Os irmãos padres, Dionísio e Antônio José Foltran Zamuner, o primeiro do Seminário de Tietê (SP); o segundo da diocese de Rubiataba (GO), estiveram em Sacramento no último final de semana, acompanhados do angolano, Pe. Alfredo Vieira 54, na sua terceira visita ao Brasil, todos redentoristas, daí a visita à cidade, onde a congregação permanece desde 1959, na fundação do Seminário do Santíssimo Redentor; administrando a Paróquia de Na. Sra. do Patrocínio de Sacramento e agora no Centro de Assistência Social (CAS) Pe. Antônio Borges de Souza.  Entre amigos, durante um café da tarde, Pe. Vieira falou ao ET sobre o trabalho dos redentoristas na cidade.
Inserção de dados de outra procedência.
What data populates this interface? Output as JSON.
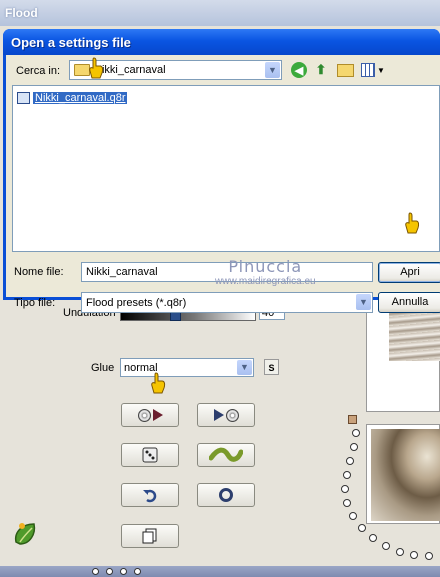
{
  "background_window": {
    "title": "Flood",
    "undulation_label": "Undulation",
    "undulation_value": "40",
    "undulation_level": 0.4,
    "glue_label": "Glue",
    "glue_value": "normal",
    "s_button_label": "S"
  },
  "dialog": {
    "title": "Open a settings file",
    "look_in_label": "Cerca in:",
    "look_in_value": "Nikki_carnaval",
    "files": [
      {
        "name": "Nikki_carnaval.q8r"
      }
    ],
    "file_name_label": "Nome file:",
    "file_name_value": "Nikki_carnaval",
    "file_type_label": "Tipo file:",
    "file_type_value": "Flood presets (*.q8r)",
    "open_button": "Apri",
    "cancel_button": "Annulla"
  },
  "watermark": {
    "line1": "Pinuccia",
    "line2": "www.maidiregrafica.eu"
  },
  "colors": {
    "dialog_title_bar": "#0a55e2",
    "selection": "#316ac5",
    "pointer_hand": "#f5c400"
  },
  "icons": [
    "folder-icon",
    "back-icon",
    "up-folder-icon",
    "new-folder-icon",
    "view-menu-icon",
    "file-icon",
    "disc-icon",
    "play-icon",
    "dice-icon",
    "wave-icon",
    "undo-icon",
    "circle-icon",
    "copy-icon",
    "pointing-hand-icon",
    "leaf-logo-icon"
  ]
}
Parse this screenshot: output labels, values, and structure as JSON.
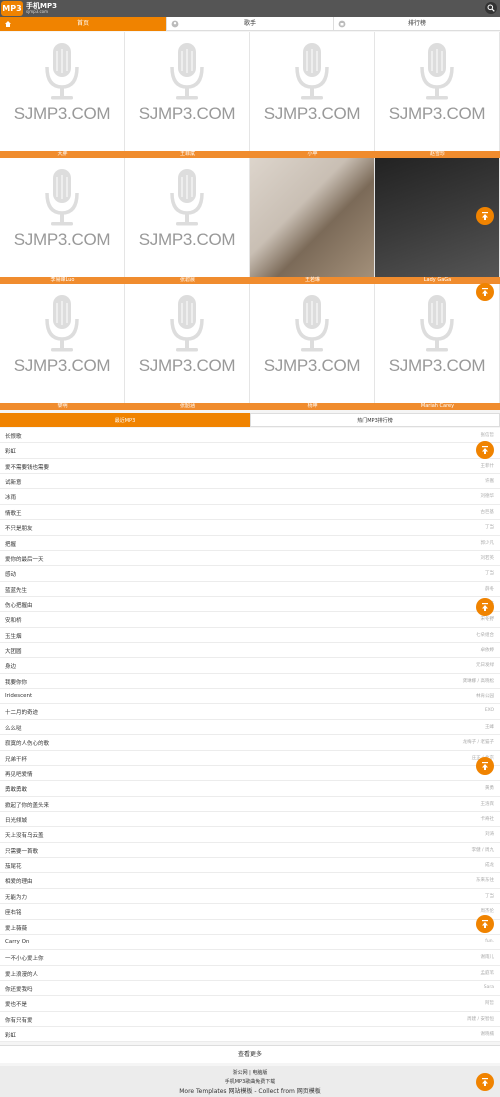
{
  "header": {
    "logo": "MP3",
    "title": "手机MP3",
    "subtitle": "sjmp3.com"
  },
  "tabs": [
    {
      "label": "首页",
      "icon": "home-icon",
      "active": true
    },
    {
      "label": "歌手",
      "icon": "singer-icon",
      "active": false
    },
    {
      "label": "排行榜",
      "icon": "chart-icon",
      "active": false
    }
  ],
  "placeholder_text": "SJMP3.COM",
  "singers": [
    {
      "name": "大胖"
    },
    {
      "name": "王菲斌"
    },
    {
      "name": "小苹"
    },
    {
      "name": "赵雪珍"
    },
    {
      "name": "李易峰Luo"
    },
    {
      "name": "张碧晨"
    },
    {
      "name": "王若琳"
    },
    {
      "name": "Lady GaGa"
    },
    {
      "name": "黎明"
    },
    {
      "name": "张韶涵"
    },
    {
      "name": "杨坤"
    },
    {
      "name": "Mariah Carey"
    }
  ],
  "section_tabs": [
    {
      "label": "最近MP3",
      "active": true
    },
    {
      "label": "热门MP3排行榜",
      "active": false
    }
  ],
  "songs": [
    {
      "title": "长恨歌",
      "artist": "张信哲"
    },
    {
      "title": "彩虹",
      "artist": "周杰伦"
    },
    {
      "title": "爱不需要钱也需要",
      "artist": "王菲什"
    },
    {
      "title": "试新意",
      "artist": "许嵩"
    },
    {
      "title": "冰雨",
      "artist": "刘德华"
    },
    {
      "title": "情歌王",
      "artist": "古巨基"
    },
    {
      "title": "不只是朋友",
      "artist": "丁当"
    },
    {
      "title": "把握",
      "artist": "郭少凡"
    },
    {
      "title": "爱你的最后一天",
      "artist": "刘若英"
    },
    {
      "title": "感动",
      "artist": "丁当"
    },
    {
      "title": "蓝蓝先生",
      "artist": "薛冬"
    },
    {
      "title": "伤心把握由",
      "artist": "刘若英"
    },
    {
      "title": "安和桥",
      "artist": "宋冬野"
    },
    {
      "title": "玉生烟",
      "artist": "七朵组合"
    },
    {
      "title": "大团圆",
      "artist": "卓依婷"
    },
    {
      "title": "身边",
      "artist": "元日发绿"
    },
    {
      "title": "我要你你",
      "artist": "龚琳娜 / 高晓松"
    },
    {
      "title": "Iridescent",
      "artist": "林肯公园"
    },
    {
      "title": "十二月的奇迹",
      "artist": "EXO"
    },
    {
      "title": "么么哒",
      "artist": "王峰"
    },
    {
      "title": "寂寞的人伤心的歌",
      "artist": "龙梅子 / 老猫子"
    },
    {
      "title": "兄弟干杯",
      "artist": "庄正 / 北京"
    },
    {
      "title": "再见吧爱情",
      "artist": ""
    },
    {
      "title": "勇敢勇敢",
      "artist": "黄勇"
    },
    {
      "title": "掀起了你的盖头来",
      "artist": "王洛宾"
    },
    {
      "title": "日光倾城",
      "artist": "卡奇社"
    },
    {
      "title": "天上没有乌云盖",
      "artist": "刘涛"
    },
    {
      "title": "只需要一首歌",
      "artist": "李健 / 周九"
    },
    {
      "title": "茄尾花",
      "artist": "成龙"
    },
    {
      "title": "相爱的理由",
      "artist": "东来东往"
    },
    {
      "title": "无能为力",
      "artist": "丁当"
    },
    {
      "title": "座右铭",
      "artist": "周杰伦"
    },
    {
      "title": "爱上薇薇",
      "artist": ""
    },
    {
      "title": "Carry On",
      "artist": "fun."
    },
    {
      "title": "一不小心爱上你",
      "artist": "谢雨儿"
    },
    {
      "title": "爱上浪漫的人",
      "artist": "孟庭苇"
    },
    {
      "title": "你还爱我吗",
      "artist": "Sara"
    },
    {
      "title": "爱也不是",
      "artist": "阿哲"
    },
    {
      "title": "你有只有爱",
      "artist": "周建 / 安智恒"
    },
    {
      "title": "彩虹",
      "artist": "谢晓楠"
    }
  ],
  "more_label": "查看更多",
  "footer": {
    "links": "浙公网  |  电脑版",
    "line2": "手机MP3歌曲免费下载",
    "line3": "More Templates 网站模板 - Collect from 网页模板"
  },
  "colors": {
    "accent": "#f08300",
    "topbar": "#555555"
  }
}
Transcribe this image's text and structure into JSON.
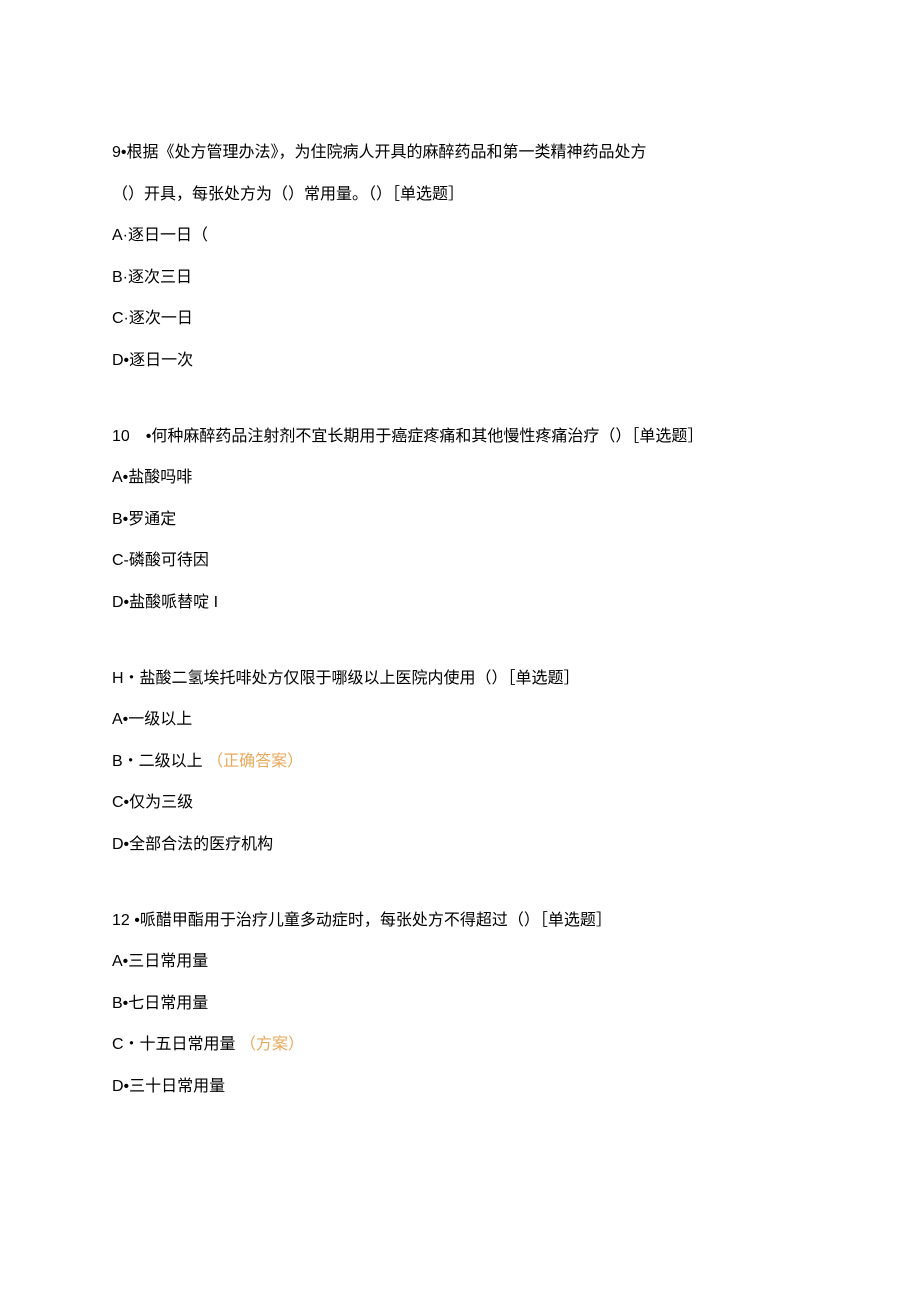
{
  "questions": [
    {
      "number": "9",
      "text_line1": "9•根据《处方管理办法》，为住院病人开具的麻醉药品和第一类精神药品处方",
      "text_line2": "（）开具，每张处方为（）常用量。（）［单选题］",
      "options": [
        {
          "label": "A·逐日一日（",
          "answer": ""
        },
        {
          "label": "B·逐次三日",
          "answer": ""
        },
        {
          "label": "C·逐次一日",
          "answer": ""
        },
        {
          "label": "D•逐日一次",
          "answer": ""
        }
      ]
    },
    {
      "number": "10",
      "text_line1": "10　•何种麻醉药品注射剂不宜长期用于癌症疼痛和其他慢性疼痛治疗（）［单选题］",
      "text_line2": "",
      "options": [
        {
          "label": "A•盐酸吗啡",
          "answer": ""
        },
        {
          "label": "B•罗通定",
          "answer": ""
        },
        {
          "label": "C-磷酸可待因",
          "answer": ""
        },
        {
          "label": "D•盐酸哌替啶 I",
          "answer": ""
        }
      ]
    },
    {
      "number": "H",
      "text_line1": "H・盐酸二氢埃托啡处方仅限于哪级以上医院内使用（）［单选题］",
      "text_line2": "",
      "options": [
        {
          "label": "A•一级以上",
          "answer": ""
        },
        {
          "label": "B・二级以上",
          "answer": "（正确答案）"
        },
        {
          "label": "C•仅为三级",
          "answer": ""
        },
        {
          "label": "D•全部合法的医疗机构",
          "answer": ""
        }
      ]
    },
    {
      "number": "12",
      "text_line1": "12  •哌醋甲酯用于治疗儿童多动症时，每张处方不得超过（）［单选题］",
      "text_line2": "",
      "options": [
        {
          "label": "A•三日常用量",
          "answer": ""
        },
        {
          "label": "B•七日常用量",
          "answer": ""
        },
        {
          "label": "C・十五日常用量",
          "answer": "（方案）"
        },
        {
          "label": "D•三十日常用量",
          "answer": ""
        }
      ]
    }
  ]
}
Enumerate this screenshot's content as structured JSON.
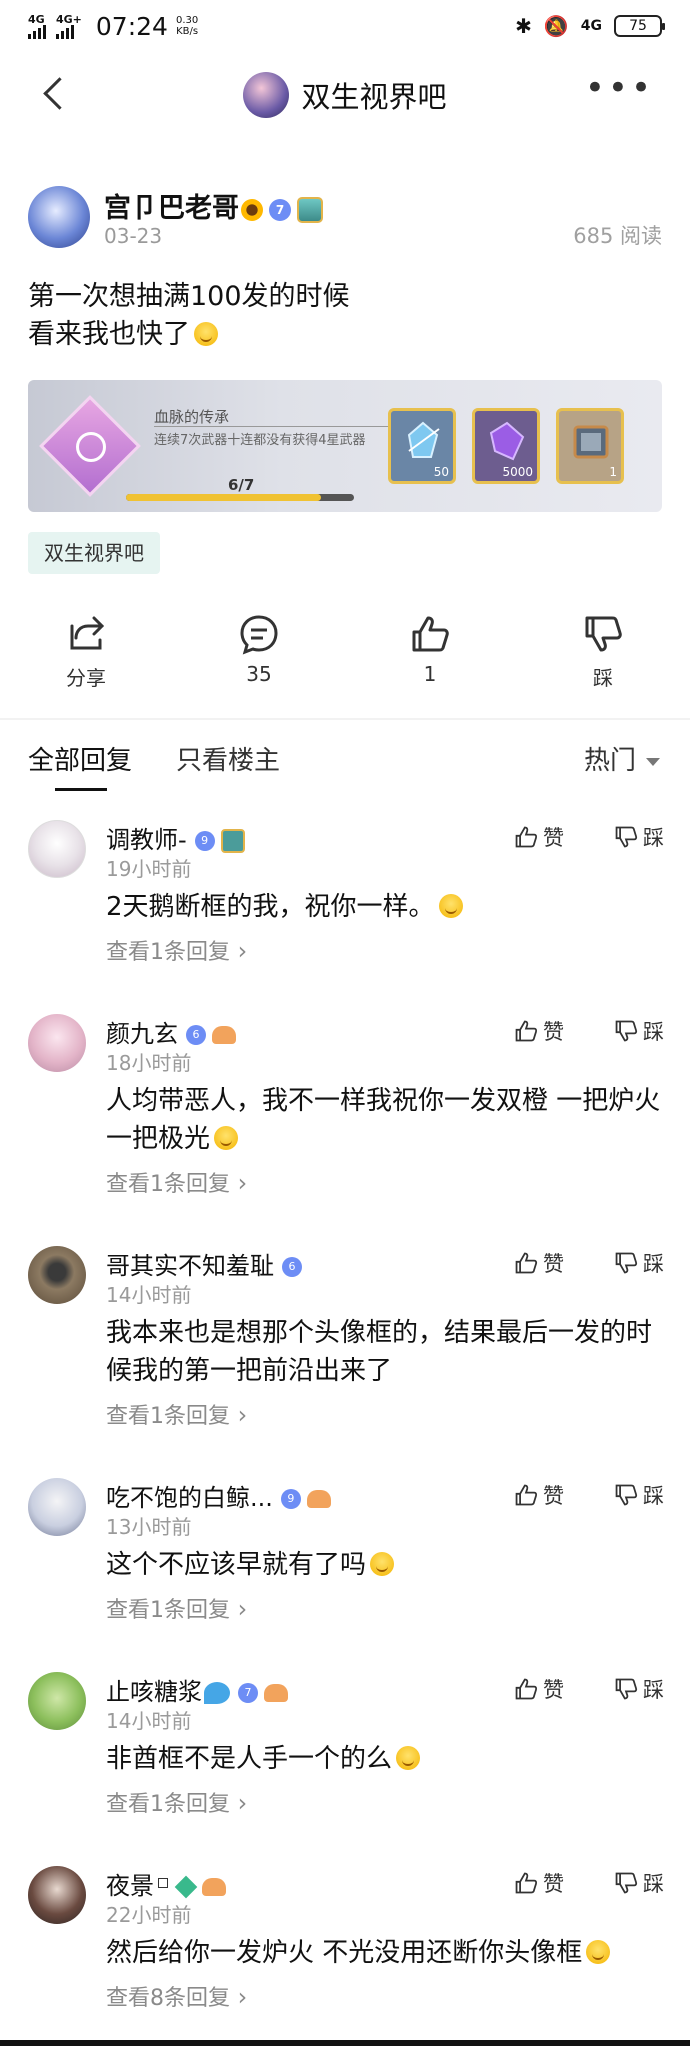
{
  "status_bar": {
    "network1": "4G",
    "network2": "4G+",
    "time": "07:24",
    "speed_value": "0.30",
    "speed_unit": "KB/s",
    "network3": "4G",
    "battery": "75"
  },
  "nav": {
    "title": "双生视界吧"
  },
  "post": {
    "author": "宫卩巴老哥",
    "level": "7",
    "date": "03-23",
    "reads": "685 阅读",
    "text_line1": "第一次想抽满100发的时候",
    "text_line2": "看来我也快了",
    "forum_tag": "双生视界吧"
  },
  "achievement": {
    "title": "血脉的传承",
    "description": "连续7次武器十连都没有获得4星武器",
    "progress_text": "6/7",
    "progress_fraction": 0.857,
    "rewards": [
      {
        "qty": "50",
        "icon": "crystal-icon"
      },
      {
        "qty": "5000",
        "icon": "purple-gem-icon"
      },
      {
        "qty": "1",
        "icon": "avatar-frame-icon"
      }
    ]
  },
  "actions": {
    "share": "分享",
    "comments": "35",
    "likes": "1",
    "dislike": "踩"
  },
  "tabs": {
    "all": "全部回复",
    "op_only": "只看楼主",
    "sort": "热门"
  },
  "comment_labels": {
    "like": "赞",
    "dislike": "踩"
  },
  "comments": [
    {
      "name": "调教师-",
      "level": "9",
      "time": "19小时前",
      "text": "2天鹅断框的我，祝你一样。",
      "more": "查看1条回复"
    },
    {
      "name": "颜九玄",
      "level": "6",
      "time": "18小时前",
      "text": "人均带恶人，我不一样我祝你一发双橙 一把炉火一把极光",
      "more": "查看1条回复"
    },
    {
      "name": "哥其实不知羞耻",
      "level": "6",
      "time": "14小时前",
      "text": "我本来也是想那个头像框的，结果最后一发的时候我的第一把前沿出来了",
      "more": "查看1条回复"
    },
    {
      "name": "吃不饱的白鲸...",
      "level": "9",
      "time": "13小时前",
      "text": "这个不应该早就有了吗",
      "more": "查看1条回复"
    },
    {
      "name": "止咳糖浆",
      "level": "7",
      "time": "14小时前",
      "text": "非酋框不是人手一个的么",
      "more": "查看1条回复"
    },
    {
      "name": "夜景",
      "level": "",
      "time": "22小时前",
      "text": "然后给你一发炉火 不光没用还断你头像框",
      "more": "查看8条回复"
    }
  ],
  "colors": {
    "tag_bg": "#e6f4f1",
    "level_blue": "#6d8df5",
    "progress_yellow": "#f0c232"
  }
}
Natural de Bié, província de Angola, filho de pai angolano e mãe portuguesa, Pe. Vieira é o único sacerdote entre quatro irmãos. O mais velho Apolínário é jurista, residente em Cabo Verde; Manuela é psicóloga em Portugal e Manuel também residente em Portugal. De formação redentorista, Padre Vieira trabalha em Angola, na formação de seminaristas e é professor de Sociologia, na Faculdade de Ciências Sociais de Luanda. Entre perguntas dos amigos e respostas de Pe. Vieira, veja alguns temas levantados.

 

País entra numa nova fase

Para Pe. Vieira Angola continua um país complicado. “Estamos na virada. Tivemos um único presidente durante 38 anos no poder e agora começa uma nova etapa. Uma nova fase, que começou em setembro com a posse de João Lourenço, portanto, ainda é muito cedo para fazermos avaliações”.

 

Os redentoristas em Angola

O papel da Congregação Redentorista, conforme padre Alfredo é a promoção humana e missionária. “Trabalhamos nas dioceses, pastorais e na promoção humana da população. As vocações são razoáveis. No ano passado tivemos apenas 11 seminaristas na formação de Filosofia. A Teologia e noviciado eles fazem em Burkina Faso, país africano de língua francesa. Este ano, teremos 14 alunos no curso de Filosofia”, informa, justificando a formação em outro país. “Essa é uma opção da Congregação, em Angola. Fazer a formação internacional quando se chega na Teologia e noviciado. Na África temos dois grandes   noviciados   estamos no Burkina Faso, mas temos também uma casa no Zimbábue”, explica, lembrando que essa modalidade chega também à américa Latina.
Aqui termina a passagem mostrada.